Author James Patterson faces backlash over racist remarks

James Patterson has apparently seen what it’s like to be marginalized, and it’s not for him. Or for the aging white male writers he seems to care about.

Reflecting on his illustrious career following the publication of his autobiography, the best-selling author expressed concern for white men, who he says are now struggling to find work in the entertainment and publishing industries.

Patterson called their struggle ‘just another form of racism’ in an interview published in the Sunday Times in the UK Unsurprisingly, he gets a lot of heat for saying so.

The quote came as the ‘Stories of My Life’ author, whose writing success came with his thrillers about black detective Alex Cross, tried to vent his disappointment with the film adaptations of his novels, claiming that he would like for once to “stand up and cheer on one of my books on the big screen.

Big-screen adaptations of his more than 300 books include the Morgan Freeman-starring films “Kiss the Girls” (1997) and “Along Came a Spider” (2001). (Next Step is an adaptation of “Run, Rose, Run,” which he co-wrote with music legend Dolly Parton.)

“I just wanted to create a character that happened to be black,” the 75-year-old said. “I wouldn’t have tried to write a serious saga about a black family. It’s different in a crime novel because the plot is so important.

“I understand,” he continued. “How did we get through this period, especially in Hollywood, where there was all this talent and no one was hired?”

From there, the author of the Sunday Times article said Patterson was now worried that white men were having trouble finding work in film, theatre, television and publishing and thinks the problem is “just another form of racism”.

“What is this all about?” he thought. “Can you find a job? Yes. Is it more difficult? Yes. It’s even harder for older writers. You don’t meet a lot of 52-year-old white men.

Critics were quick to judge the “The President Is Missing” co-writer’s remarks, taking for replies to Patterson’s most recent tweet to share their thoughts.

“I’m so sorry to hear about the discrimination you and your $700 million face on a daily basis. We really should be doing more to help wealthy white multi-millionaires have their voices heard. I can’t imagine the struggles. Hang in there sir,” a user wrote.
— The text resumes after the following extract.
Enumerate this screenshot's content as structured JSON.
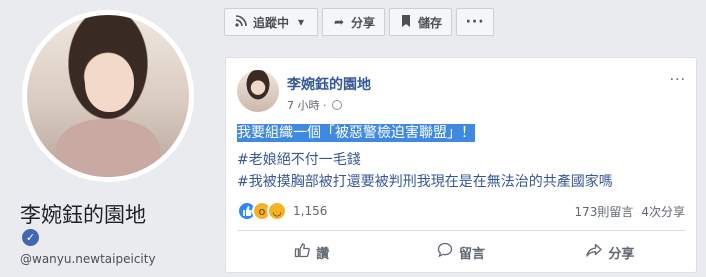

“I hope you really didn’t say that” added another one.

“It’s great to see you overcome the stigma of being a white dude and get the gig to… *check notes* write your autobiography. How many other writers were you up against? said a tweet.
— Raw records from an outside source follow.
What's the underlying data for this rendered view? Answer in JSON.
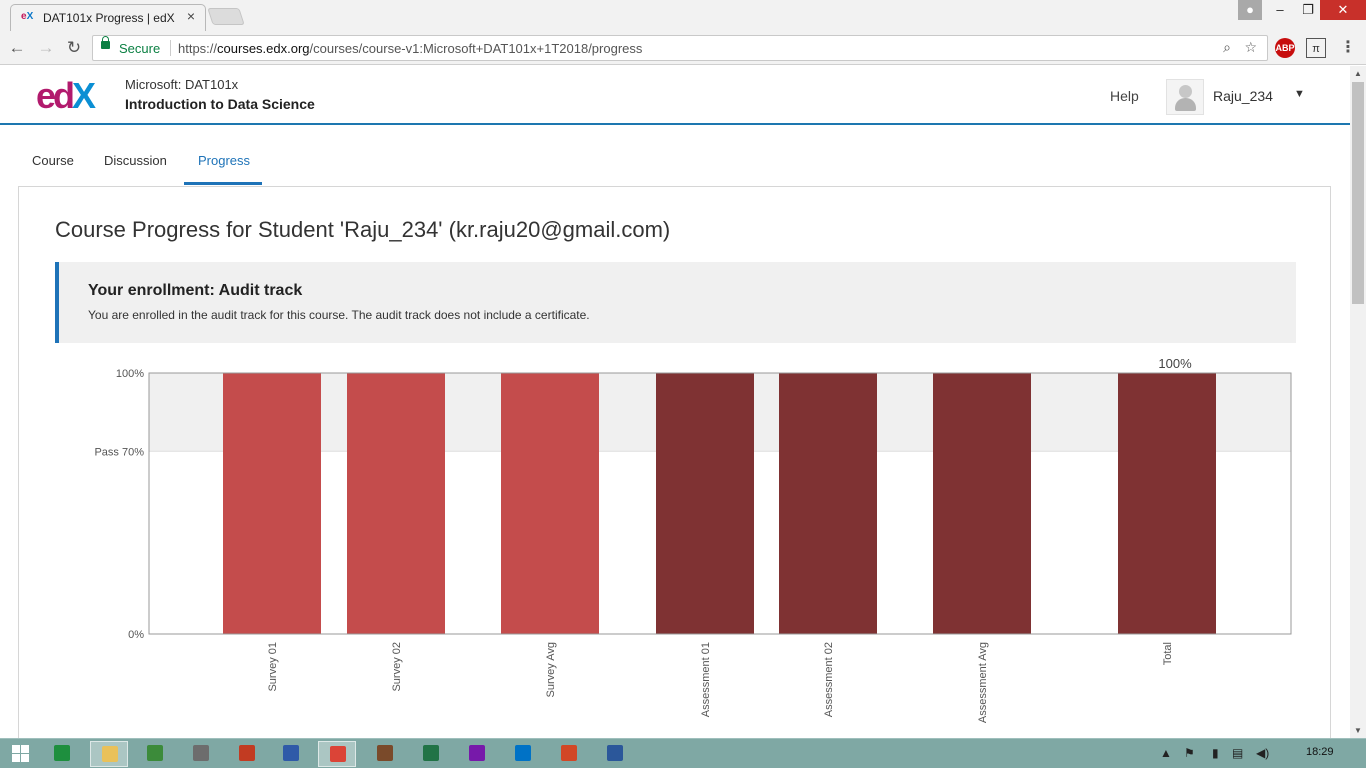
{
  "browser": {
    "tab_title": "DAT101x Progress | edX",
    "tab_favicon_e": "e",
    "tab_favicon_x": "X",
    "secure_label": "Secure",
    "url_scheme": "https://",
    "url_host": "courses.edx.org",
    "url_path": "/courses/course-v1:Microsoft+DAT101x+1T2018/progress",
    "abp_label": "ABP",
    "icons": [
      "back-arrow-icon",
      "forward-arrow-icon",
      "reload-icon",
      "lock-icon",
      "zoom-icon",
      "star-icon",
      "adblock-icon",
      "extension-icon",
      "menu-icon"
    ]
  },
  "site": {
    "logo_ed": "ed",
    "logo_x": "X",
    "course_org": "Microsoft: DAT101x",
    "course_name": "Introduction to Data Science",
    "help": "Help",
    "username": "Raju_234"
  },
  "tabs": [
    "Course",
    "Discussion",
    "Progress"
  ],
  "active_tab": "Progress",
  "progress": {
    "title": "Course Progress for Student 'Raju_234' (kr.raju20@gmail.com)",
    "enrollment_title": "Your enrollment: Audit track",
    "enrollment_message": "You are enrolled in the audit track for this course. The audit track does not include a certificate."
  },
  "chart_data": {
    "type": "bar",
    "categories": [
      "Survey 01",
      "Survey 02",
      "Survey Avg",
      "Assessment 01",
      "Assessment 02",
      "Assessment Avg",
      "Total"
    ],
    "values": [
      100,
      100,
      100,
      100,
      100,
      100,
      100
    ],
    "bar_colors": [
      "#c44c4c",
      "#c44c4c",
      "#c44c4c",
      "#7f3233",
      "#7f3233",
      "#7f3233",
      "#7f3233"
    ],
    "ylim": [
      0,
      100
    ],
    "yticks": [
      {
        "value": 100,
        "label": "100%"
      },
      {
        "value": 70,
        "label": "Pass 70%"
      },
      {
        "value": 0,
        "label": "0%"
      }
    ],
    "pass_threshold": 70,
    "total_label": "100%",
    "title": "",
    "xlabel": "",
    "ylabel": ""
  },
  "taskbar": {
    "clock": "18:29",
    "apps": [
      {
        "name": "excel-green-icon",
        "color": "#1e8f3e"
      },
      {
        "name": "file-explorer-icon",
        "color": "#e9c15a",
        "active": true
      },
      {
        "name": "downloader-icon",
        "color": "#3c8b3a"
      },
      {
        "name": "network-tool-icon",
        "color": "#6d6d6d"
      },
      {
        "name": "pdf-reader-icon",
        "color": "#c23b22"
      },
      {
        "name": "monitor-icon",
        "color": "#2f5aa8"
      },
      {
        "name": "chrome-icon",
        "color": "#db4437",
        "active": true
      },
      {
        "name": "media-app-icon",
        "color": "#7a4a2a"
      },
      {
        "name": "excel-icon",
        "color": "#217346"
      },
      {
        "name": "onenote-icon",
        "color": "#7719aa"
      },
      {
        "name": "outlook-icon",
        "color": "#0072c6"
      },
      {
        "name": "powerpoint-icon",
        "color": "#d24726"
      },
      {
        "name": "word-icon",
        "color": "#2b579a"
      }
    ],
    "tray_icons": [
      "tray-up-arrow-icon",
      "action-center-icon",
      "battery-icon",
      "network-icon",
      "volume-icon"
    ]
  }
}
“You already know… I don’t throw away or burn my money (books [of] his that I own) but I am [definitely] remove them from my library and never buy them again. This man literally had 2 well-known people of color to play his main character, Alex cross, and then says it’s done, ” wrote another user.
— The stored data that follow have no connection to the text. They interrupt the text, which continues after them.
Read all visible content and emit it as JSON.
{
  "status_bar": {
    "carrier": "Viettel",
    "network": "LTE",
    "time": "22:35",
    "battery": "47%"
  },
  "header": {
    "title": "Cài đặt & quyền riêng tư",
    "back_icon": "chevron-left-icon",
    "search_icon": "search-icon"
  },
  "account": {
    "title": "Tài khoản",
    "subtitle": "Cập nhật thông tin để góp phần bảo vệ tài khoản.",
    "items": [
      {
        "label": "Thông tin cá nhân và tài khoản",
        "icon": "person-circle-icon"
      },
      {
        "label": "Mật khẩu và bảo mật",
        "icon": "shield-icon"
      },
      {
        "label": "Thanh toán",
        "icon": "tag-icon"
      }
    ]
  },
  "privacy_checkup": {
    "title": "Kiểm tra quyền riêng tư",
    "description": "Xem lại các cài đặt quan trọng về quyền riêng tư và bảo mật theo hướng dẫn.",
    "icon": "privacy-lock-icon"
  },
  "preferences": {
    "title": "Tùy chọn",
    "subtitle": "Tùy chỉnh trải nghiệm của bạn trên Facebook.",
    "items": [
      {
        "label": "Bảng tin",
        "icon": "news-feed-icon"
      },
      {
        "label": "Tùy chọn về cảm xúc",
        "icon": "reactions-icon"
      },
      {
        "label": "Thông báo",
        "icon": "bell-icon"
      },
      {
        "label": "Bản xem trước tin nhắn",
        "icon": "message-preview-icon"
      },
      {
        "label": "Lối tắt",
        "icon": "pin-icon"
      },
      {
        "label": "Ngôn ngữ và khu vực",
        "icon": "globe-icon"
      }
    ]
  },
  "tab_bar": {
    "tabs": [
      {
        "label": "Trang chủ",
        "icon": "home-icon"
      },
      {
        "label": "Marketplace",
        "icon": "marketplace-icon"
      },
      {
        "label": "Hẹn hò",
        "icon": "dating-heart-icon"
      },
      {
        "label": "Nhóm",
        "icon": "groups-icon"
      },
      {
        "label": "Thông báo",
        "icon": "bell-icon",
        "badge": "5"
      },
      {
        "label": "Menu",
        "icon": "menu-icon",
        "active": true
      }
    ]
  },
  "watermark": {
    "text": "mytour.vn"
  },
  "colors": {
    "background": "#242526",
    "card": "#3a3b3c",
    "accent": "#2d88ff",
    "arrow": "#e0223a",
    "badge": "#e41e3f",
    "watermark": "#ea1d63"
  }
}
Representatives for Patterson did not immediately respond to The Times’ request for comment on Monday.

Elsewhere in the interview, Patterson also said he disapproves of actors and public figures interjecting on topics they’ve gleaned from the internet, but said he’s “almost always on the side of free speech. “.

He said he “hated” that Little, Brown in 2020 pulled embattled director Woody Allen’s memoir after publishing company staff staged a walkout.

“He has the right to tell his own story,” Patterson said.